Je vous renvoie vers les pages concernées du site de japan-guide.com pour les rubriques suivantes.

l’argent (rubrique budget de japan-guide.com) : à Shikoku, nous avons rarement pu utiliser notre carte bancaire, sauf pour l’achat du pass et du billet de train. Il vaut mieux emporter des espèces en tenant compte du budget de voyage prévu sachant qu’il est difficile de retirer de l’argent avec une carte bancaire internationale sauf dans les bureaux de poste. Pour notre séjour, le budget par personne sans compter le billet d’avion a été de 1500 euros environ.

les consignes à bagages (rubrique bagages de japan-guide.com) : elles peuvent être très utiles surtout lorsqu’on voyage en itinérant.
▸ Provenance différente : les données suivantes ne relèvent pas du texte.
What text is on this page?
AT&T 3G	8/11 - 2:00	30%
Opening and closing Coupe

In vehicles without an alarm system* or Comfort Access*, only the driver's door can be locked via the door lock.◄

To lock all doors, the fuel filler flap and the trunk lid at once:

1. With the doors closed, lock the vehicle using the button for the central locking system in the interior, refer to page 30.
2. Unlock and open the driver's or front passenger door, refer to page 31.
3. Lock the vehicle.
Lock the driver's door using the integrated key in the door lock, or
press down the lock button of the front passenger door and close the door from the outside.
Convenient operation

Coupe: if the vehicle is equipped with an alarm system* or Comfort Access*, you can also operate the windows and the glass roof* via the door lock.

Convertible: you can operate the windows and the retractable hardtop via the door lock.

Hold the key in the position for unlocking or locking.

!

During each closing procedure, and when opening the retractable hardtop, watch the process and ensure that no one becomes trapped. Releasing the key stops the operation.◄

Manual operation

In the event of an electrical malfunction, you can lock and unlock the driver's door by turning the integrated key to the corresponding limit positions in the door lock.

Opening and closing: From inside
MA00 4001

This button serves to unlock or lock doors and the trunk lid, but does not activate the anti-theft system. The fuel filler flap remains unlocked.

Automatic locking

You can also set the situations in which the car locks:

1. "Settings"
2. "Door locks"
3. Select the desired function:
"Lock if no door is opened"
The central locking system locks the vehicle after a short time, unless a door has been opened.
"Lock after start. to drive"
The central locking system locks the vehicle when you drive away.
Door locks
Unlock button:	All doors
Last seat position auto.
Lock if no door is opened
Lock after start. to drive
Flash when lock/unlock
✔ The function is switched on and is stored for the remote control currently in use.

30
les bus (rubriques bus de japan-guide.com) : le paiement du trajet en bus ou en tram (Matsuyama) se fait différemment au Japon. Lorsqu’on monte dans le bus, on prend un ticket qui indique la zone à partir de laquelle on est monté. Un panneau à l’avant du bus près du conducteur indique suivant votre zone de départ, la somme pour le trajet que vous payez ensuite en descendant du bus. Une machine à sous se trouve près du chauffeur de bus : il faut mettre le montant exact en monnaie sonnante et trébuchante mais la machine à sous vous permet de faire la monnaie.

l’adaptateur électrique (rubrique électricité de japan-guide.com) : il ne faut pas oublier également d’emporter un adaptateur de prise électrique mais il n’est pas nécessaire d’avoir un adaptateur-transformateur car les équipements électriques européens supportent bien le voltage japonais.